Kaydet
a- | +A
Çok lütufkârdı Öyle tesirliydi ki, nasihati ve vâzı, Dinleyenler coşar ve, bayılırdı bâzısı. "Dörtyüz kişi" yazardı, vâzını muntazaman, Birbirinin sırtında yazarlardı çok zaman. Kalbi katı bir kimse, görseydi onu şayet, Kaplardı kendisini, büyük korku ve haşyet. Herkes dikkat kesilip, dinlerdi sohbetini, Uzakta olanlar da, işitirdi sesini. Mübarek cemâlini, görseydi biri elhak, Allahü teâlâyı, hatırlardı muhakkak. O, câmiye giderken, halk yollara dökülüp, Şereflenmek isterdi, yüzünü bir kez görüp. Altıyüz talebesi vardı ki ders verdiği, Hepsiyle ayrı ayrı, bizzat ilgilenirdi. Şahsi suallerini, cevaplandırır iken, Gayet sabırlı olup, hiç kızmazdı katiyyen.

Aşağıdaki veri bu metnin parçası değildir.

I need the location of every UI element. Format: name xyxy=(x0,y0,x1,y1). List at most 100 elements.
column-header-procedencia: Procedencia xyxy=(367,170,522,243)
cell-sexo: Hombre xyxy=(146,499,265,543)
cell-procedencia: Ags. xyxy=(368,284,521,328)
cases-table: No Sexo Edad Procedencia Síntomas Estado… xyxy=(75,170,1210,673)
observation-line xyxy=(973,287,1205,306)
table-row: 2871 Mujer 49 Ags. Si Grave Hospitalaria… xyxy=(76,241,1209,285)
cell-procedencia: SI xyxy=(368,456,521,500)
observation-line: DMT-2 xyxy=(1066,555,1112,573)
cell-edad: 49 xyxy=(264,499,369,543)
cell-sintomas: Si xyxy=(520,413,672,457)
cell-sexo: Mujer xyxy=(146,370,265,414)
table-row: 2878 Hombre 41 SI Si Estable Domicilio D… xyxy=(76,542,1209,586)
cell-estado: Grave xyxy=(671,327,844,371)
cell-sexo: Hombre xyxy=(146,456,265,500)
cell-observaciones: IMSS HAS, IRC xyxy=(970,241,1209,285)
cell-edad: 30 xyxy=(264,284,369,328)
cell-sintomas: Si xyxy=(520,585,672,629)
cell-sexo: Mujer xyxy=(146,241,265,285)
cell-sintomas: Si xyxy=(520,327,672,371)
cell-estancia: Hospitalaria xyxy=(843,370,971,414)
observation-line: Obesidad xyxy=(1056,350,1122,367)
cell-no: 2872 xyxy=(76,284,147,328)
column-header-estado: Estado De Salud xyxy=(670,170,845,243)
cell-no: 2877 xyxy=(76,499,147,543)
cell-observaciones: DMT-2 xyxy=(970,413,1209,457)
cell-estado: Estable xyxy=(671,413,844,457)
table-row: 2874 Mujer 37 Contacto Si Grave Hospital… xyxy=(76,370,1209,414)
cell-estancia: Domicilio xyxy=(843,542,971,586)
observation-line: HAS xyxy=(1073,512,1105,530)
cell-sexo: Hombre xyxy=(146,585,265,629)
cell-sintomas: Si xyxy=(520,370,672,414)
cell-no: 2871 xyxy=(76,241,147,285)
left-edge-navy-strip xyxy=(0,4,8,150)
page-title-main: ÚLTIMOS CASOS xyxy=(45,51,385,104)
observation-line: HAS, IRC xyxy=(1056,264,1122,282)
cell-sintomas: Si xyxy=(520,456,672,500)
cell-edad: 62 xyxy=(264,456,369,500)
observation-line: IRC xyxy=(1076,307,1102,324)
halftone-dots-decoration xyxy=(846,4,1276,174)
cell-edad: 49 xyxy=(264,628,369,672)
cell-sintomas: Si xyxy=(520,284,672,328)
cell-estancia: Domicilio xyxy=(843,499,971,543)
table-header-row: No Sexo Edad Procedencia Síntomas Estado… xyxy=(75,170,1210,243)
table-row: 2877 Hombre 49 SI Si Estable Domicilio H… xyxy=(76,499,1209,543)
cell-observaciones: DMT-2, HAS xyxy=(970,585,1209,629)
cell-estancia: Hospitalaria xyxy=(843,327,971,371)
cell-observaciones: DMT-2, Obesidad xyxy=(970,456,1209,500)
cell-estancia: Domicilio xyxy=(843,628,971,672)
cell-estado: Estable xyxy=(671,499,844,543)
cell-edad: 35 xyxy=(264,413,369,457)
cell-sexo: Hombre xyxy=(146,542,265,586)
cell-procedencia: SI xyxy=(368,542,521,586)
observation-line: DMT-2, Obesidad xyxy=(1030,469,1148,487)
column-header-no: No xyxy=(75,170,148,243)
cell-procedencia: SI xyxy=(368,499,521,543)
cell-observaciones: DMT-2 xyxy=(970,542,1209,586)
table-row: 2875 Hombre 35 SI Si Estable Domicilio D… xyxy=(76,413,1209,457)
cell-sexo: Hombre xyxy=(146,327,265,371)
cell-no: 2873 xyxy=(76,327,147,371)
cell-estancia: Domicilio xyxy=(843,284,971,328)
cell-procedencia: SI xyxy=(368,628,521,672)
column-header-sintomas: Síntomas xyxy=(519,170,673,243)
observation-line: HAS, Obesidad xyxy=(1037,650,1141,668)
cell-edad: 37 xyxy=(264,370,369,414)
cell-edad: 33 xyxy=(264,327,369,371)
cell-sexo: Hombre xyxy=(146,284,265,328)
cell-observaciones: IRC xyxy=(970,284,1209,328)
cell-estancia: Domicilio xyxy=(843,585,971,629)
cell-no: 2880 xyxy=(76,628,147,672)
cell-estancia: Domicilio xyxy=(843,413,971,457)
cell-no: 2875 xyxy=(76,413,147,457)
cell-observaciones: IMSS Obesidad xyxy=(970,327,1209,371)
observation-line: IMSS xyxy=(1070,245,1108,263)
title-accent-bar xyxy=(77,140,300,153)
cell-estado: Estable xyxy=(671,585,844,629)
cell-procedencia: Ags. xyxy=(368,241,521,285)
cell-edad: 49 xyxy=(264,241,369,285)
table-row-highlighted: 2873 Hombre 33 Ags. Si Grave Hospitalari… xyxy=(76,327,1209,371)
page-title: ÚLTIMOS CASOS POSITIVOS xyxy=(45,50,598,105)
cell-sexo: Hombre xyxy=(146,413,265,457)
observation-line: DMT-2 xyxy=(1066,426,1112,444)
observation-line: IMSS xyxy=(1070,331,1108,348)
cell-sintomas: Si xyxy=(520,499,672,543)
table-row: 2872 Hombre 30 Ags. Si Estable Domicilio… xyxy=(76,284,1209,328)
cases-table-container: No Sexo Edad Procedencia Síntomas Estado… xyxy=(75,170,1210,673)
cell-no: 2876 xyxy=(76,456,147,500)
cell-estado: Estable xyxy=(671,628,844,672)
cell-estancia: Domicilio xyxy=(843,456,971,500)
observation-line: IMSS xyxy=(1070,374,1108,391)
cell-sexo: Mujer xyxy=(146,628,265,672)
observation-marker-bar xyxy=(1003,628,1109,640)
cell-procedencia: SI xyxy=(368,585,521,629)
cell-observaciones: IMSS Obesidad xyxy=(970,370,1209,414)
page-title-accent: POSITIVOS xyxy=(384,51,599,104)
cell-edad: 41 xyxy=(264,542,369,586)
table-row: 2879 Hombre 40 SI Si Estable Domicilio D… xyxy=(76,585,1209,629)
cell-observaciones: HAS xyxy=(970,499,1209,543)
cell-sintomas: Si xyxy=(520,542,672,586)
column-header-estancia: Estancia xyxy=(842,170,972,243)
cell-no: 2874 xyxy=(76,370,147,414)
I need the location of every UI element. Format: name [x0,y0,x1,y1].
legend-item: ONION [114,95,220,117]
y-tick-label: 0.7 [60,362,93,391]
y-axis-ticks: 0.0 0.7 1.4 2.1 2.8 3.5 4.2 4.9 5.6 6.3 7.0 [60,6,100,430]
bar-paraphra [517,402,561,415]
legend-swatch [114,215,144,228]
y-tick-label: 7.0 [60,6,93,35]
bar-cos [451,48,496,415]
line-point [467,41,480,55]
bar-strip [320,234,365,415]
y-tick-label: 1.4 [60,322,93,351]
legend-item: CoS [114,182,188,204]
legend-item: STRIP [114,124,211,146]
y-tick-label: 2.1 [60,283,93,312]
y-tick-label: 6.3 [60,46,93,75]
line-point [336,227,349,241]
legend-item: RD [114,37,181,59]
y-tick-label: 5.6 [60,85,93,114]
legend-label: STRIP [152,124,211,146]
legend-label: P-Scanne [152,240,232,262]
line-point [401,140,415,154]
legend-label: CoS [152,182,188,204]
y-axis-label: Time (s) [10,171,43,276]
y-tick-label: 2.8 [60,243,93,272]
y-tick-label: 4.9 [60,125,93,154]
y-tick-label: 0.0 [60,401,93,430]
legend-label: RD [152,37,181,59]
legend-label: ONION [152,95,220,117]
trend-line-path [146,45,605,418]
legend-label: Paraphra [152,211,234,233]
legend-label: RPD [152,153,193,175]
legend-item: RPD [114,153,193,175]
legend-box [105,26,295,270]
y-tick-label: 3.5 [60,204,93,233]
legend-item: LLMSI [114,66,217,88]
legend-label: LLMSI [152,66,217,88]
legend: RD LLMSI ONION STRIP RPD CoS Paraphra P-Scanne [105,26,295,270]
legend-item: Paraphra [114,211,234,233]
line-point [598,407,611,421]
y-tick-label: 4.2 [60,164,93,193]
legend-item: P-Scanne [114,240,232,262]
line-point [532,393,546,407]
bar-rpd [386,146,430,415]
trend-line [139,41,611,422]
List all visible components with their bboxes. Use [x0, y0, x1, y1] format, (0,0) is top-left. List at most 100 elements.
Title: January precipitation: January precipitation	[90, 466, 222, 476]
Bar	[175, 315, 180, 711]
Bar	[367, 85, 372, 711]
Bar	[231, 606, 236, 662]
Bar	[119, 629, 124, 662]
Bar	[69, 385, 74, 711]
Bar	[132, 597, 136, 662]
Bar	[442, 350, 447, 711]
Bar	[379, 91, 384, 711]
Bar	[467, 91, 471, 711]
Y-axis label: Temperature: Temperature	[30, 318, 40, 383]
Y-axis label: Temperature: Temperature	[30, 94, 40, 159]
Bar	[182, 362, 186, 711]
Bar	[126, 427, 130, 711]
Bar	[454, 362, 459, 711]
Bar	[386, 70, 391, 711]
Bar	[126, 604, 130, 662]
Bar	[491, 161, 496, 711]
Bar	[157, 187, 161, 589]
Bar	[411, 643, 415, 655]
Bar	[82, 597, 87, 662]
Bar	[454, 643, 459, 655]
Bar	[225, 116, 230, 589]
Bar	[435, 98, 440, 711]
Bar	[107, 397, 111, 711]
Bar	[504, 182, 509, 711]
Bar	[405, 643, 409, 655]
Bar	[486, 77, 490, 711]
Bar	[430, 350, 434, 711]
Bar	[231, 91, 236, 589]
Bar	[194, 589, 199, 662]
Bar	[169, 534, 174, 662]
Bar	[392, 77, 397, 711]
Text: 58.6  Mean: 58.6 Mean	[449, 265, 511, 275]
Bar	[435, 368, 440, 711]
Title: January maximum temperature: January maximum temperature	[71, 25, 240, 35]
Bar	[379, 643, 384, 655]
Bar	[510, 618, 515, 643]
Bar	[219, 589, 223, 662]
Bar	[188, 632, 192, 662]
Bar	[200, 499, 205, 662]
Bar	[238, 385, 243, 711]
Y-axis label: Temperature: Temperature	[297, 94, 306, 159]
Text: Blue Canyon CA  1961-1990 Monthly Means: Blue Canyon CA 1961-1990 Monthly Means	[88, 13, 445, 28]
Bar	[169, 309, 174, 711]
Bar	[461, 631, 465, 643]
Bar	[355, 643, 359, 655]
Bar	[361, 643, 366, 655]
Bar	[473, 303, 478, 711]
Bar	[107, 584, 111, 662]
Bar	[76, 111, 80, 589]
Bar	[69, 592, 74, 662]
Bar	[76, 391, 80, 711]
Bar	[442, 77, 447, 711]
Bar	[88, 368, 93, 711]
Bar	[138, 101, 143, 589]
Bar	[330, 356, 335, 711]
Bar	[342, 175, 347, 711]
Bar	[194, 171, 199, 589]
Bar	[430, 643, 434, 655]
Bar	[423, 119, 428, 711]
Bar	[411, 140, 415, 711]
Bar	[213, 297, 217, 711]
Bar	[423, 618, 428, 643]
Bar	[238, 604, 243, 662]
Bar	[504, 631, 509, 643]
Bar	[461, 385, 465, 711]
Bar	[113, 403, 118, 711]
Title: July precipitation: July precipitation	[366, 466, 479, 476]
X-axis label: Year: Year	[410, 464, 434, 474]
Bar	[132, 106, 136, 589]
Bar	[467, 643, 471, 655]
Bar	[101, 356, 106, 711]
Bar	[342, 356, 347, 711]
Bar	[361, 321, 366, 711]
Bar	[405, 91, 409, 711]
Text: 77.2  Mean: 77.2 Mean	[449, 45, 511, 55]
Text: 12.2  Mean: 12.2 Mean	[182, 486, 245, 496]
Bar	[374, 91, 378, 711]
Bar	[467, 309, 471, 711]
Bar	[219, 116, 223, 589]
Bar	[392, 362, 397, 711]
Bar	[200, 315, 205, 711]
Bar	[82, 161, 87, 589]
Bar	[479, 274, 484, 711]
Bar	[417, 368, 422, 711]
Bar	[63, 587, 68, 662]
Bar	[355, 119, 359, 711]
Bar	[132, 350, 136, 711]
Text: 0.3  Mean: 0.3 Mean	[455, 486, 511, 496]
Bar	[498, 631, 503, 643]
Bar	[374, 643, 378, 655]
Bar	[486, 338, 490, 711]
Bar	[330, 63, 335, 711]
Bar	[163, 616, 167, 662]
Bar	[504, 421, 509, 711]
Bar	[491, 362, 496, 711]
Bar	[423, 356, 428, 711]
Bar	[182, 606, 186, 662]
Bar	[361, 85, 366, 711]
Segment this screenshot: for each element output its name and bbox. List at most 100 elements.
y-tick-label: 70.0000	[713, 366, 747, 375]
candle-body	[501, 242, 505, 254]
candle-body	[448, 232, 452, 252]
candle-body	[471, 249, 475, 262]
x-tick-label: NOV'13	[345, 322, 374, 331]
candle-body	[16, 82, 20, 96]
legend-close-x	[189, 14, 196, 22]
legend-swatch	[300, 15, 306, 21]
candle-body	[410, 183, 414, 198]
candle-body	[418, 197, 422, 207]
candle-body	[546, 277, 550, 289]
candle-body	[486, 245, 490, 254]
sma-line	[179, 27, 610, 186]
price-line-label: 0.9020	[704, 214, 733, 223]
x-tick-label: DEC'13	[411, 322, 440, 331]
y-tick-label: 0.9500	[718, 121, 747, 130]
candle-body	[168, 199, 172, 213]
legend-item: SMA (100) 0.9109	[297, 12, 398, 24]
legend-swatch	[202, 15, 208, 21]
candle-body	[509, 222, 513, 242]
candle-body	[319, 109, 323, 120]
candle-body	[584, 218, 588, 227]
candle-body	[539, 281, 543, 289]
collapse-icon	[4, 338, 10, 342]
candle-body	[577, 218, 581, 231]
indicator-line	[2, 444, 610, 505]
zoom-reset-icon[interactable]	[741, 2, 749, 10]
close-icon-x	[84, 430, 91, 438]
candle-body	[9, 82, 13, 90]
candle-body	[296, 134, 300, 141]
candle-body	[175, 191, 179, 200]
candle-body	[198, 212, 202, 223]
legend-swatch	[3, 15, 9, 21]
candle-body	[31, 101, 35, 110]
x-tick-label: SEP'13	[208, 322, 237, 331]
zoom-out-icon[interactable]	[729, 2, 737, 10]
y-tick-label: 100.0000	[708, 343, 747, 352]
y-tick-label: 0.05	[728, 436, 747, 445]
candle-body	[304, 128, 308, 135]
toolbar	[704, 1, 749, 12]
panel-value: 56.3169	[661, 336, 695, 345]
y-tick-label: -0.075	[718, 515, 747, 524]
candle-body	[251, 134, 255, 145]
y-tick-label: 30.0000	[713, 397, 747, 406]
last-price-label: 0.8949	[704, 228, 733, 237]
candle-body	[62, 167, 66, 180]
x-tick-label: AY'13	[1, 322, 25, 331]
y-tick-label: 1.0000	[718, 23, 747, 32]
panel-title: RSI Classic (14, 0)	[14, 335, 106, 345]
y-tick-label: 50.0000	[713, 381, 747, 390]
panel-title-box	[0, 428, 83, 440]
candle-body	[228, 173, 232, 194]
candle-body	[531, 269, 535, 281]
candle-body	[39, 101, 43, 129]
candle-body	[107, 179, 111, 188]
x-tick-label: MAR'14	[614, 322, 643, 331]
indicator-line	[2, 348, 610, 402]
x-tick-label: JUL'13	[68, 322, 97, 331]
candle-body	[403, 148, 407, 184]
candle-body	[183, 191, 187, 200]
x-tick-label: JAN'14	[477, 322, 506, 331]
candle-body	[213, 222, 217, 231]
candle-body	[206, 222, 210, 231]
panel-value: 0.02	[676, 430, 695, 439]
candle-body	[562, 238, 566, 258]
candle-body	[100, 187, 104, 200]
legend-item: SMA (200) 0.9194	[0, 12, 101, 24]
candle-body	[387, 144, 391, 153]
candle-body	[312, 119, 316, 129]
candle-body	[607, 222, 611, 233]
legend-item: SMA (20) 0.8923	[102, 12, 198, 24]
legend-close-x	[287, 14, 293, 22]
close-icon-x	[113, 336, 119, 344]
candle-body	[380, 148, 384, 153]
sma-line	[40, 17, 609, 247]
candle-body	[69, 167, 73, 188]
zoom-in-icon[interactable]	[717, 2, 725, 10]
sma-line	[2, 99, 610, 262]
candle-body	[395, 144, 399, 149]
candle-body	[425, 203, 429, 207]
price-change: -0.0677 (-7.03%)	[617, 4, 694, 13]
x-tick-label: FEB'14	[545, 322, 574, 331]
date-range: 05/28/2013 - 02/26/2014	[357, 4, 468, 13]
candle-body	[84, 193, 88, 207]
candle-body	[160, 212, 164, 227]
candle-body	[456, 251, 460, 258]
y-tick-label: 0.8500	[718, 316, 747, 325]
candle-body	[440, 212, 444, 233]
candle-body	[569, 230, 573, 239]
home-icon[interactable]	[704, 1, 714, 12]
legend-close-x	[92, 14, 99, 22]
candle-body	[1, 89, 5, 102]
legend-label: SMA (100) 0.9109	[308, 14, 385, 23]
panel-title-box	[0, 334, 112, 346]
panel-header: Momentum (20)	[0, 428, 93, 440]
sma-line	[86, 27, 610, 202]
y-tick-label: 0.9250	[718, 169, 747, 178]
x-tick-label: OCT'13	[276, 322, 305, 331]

Bu halini görenler, diyorlardı ki hattâ; "Ondan daha lütufkâr kimse olmaz hayatta." Gurbete gönderseydi, tek bir talebesini, Sık sık haber sorarak, kesmezdi ilgisini. Kabahat işleseler, affederdi o saat, Çok köle satın alıp, ederdi hemen âzat. Her gün, binlerce kişi, yer idi o dergâhta, Hizmetçi her gün çıkıp, bağırırdı ki hattâ; (Yok mu yemek isteyen, açlığından mustarip? Gecelemek isteyen yok mudur, yolcu, garip?) Evi için, çarşıya, kendisi çıkıp yine, Elinde taşıyarak getirirdi evine. Hızır aleyhisselâm, ziyaretine gelip, Büyük lezzet alırdı, sohbetini dinleyip. Hattâ melekler bile, gökten yere inerek, Onlar da zevk alırdı, vâzını dinleyerek. Abdülkadir Geylâni, ilk vâzı yaptığında, Dinleyen birkaç kişi bulunmuştu yanında. Sonraları öyle çok oldu ki kalabalık, Cemaat o mescide sığamaz oldu artık. O zaman da Bağdat''ın en büyük camisine, Gitti, lâkin o dahî, dar geldi halka yine. Bu sefer bir meydanda, yaptılar ona makam, O kürsîye çıkarak, vâzına etti devam. İnsanlar gece bile, elde kandilleriyle, Toplanıp dinlerlerdi, onu can kulağıyle. Ve lâkin günden güne, çoğalınca gelenler, Dar geldi o meydan da, cemâate bu sefer. Bu defa da büyük bir tepenin üzerine, Büyük vaaz kürsüsü, kurdular ona yine. İnsanlar akın akın oraya toplanarak, Dinlerlerdi vâzını, büyük bir zevk alarak.